Drip coffee in my cup with a thick swirl of eggnog this morning. I just left the kitchen, talk of dreams and rejuvenation - or not- and better dreams with feet pointed west instead of east. On this Thanksgiving Eve, our house is full and tomorrow it will swell to the brim with even more family. Nothing makes me happier. I said to my husband the other day, let's just skip giving each other Christmas gifts this year. A slowed schedule with long mornings and hours spent cooking and baking with tunes and candlelight and the sound of my children and the geese is all I want. And he said, but I'd like to give you something.
This time of year gets me worrying, especially about Theo and Sully. An abundance of talk of the "wanting" variety when so many children have so little, if anything at all. Their noses deep in the Target toy catalog with anticipation and, even worse, expectation. I circle with talk of gratitude and the importance of appreciating what we have, and I might as well be on my hands and knees cleaning baseboards and dusting art. They could care less. And then I remind myself that I feel mostly good about what we model in our daily lives and how we live and what we're hopefully teaching them, even if they don't seem to notice on the surface. They're kids. I was once, too. I'm sure I did the same thing, and anyway sometimes I want the "stuff" still, but the very best present is the presence of my family and dear friends, the comfort of our home, and a plot of dirt to call my own, bent over on hands and knees, earth to work, gratitude.

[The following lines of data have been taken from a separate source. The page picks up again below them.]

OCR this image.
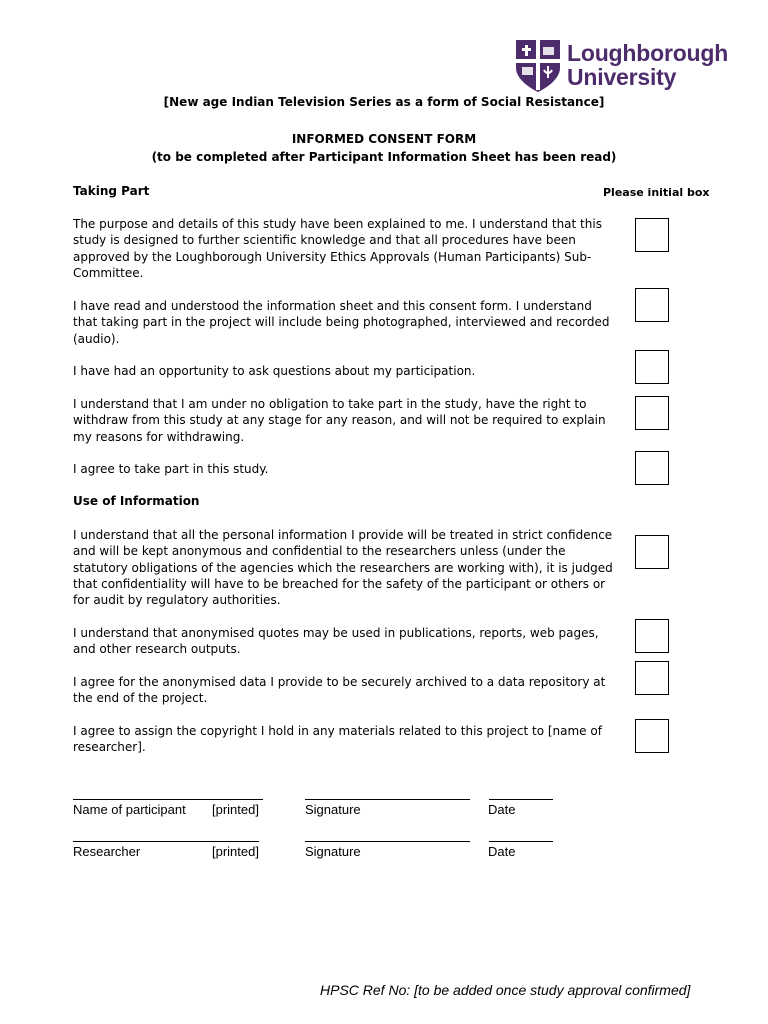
Loughborough
University
[New age Indian Television Series as a form of Social Resistance]
INFORMED CONSENT FORM
(to be completed after Participant Information Sheet has been read)
Taking Part	Please initial box
The purpose and details of this study have been explained to me. I understand that this study is designed to further scientific knowledge and that all procedures have been approved by the Loughborough University Ethics Approvals (Human Participants) Sub-Committee.
I have read and understood the information sheet and this consent form. I understand that taking part in the project will include being photographed, interviewed and recorded (audio).
I have had an opportunity to ask questions about my participation.
I understand that I am under no obligation to take part in the study, have the right to withdraw from this study at any stage for any reason, and will not be required to explain my reasons for withdrawing.
I agree to take part in this study.
Use of Information
I understand that all the personal information I provide will be treated in strict confidence and will be kept anonymous and confidential to the researchers unless (under the statutory obligations of the agencies which the researchers are working with), it is judged that confidentiality will have to be breached for the safety of the participant or others or for audit by regulatory authorities.
I understand that anonymised quotes may be used in publications, reports, web pages, and other research outputs.
I agree for the anonymised data I provide to be securely archived to a data repository at the end of the project.
I agree to assign the copyright I hold in any materials related to this project to [name of researcher].
Name of participant [printed]	Signature	Date
Researcher	[printed]	Signature	Date
HPSC Ref No: [to be added once study approval confirmed]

I walked my laptop to a sunny corner of the house for a sliver of quiet and glimpse of open sky. It is here where I sit this morning before the cooking will begin. My list of to-do's is long but I've long since understood when my need to write it out trumps all. Like our current sleeping arrangements, it's been a while since I put my back to the east while the words string themselves along. It feels wonderful this morning to switch it up. Anais Nin said that life shrinks or expands in proportion to one's courage. I keep thinking about that when I worry, too. There's nothing courageous about changing rooms, but there is courage in changing direction.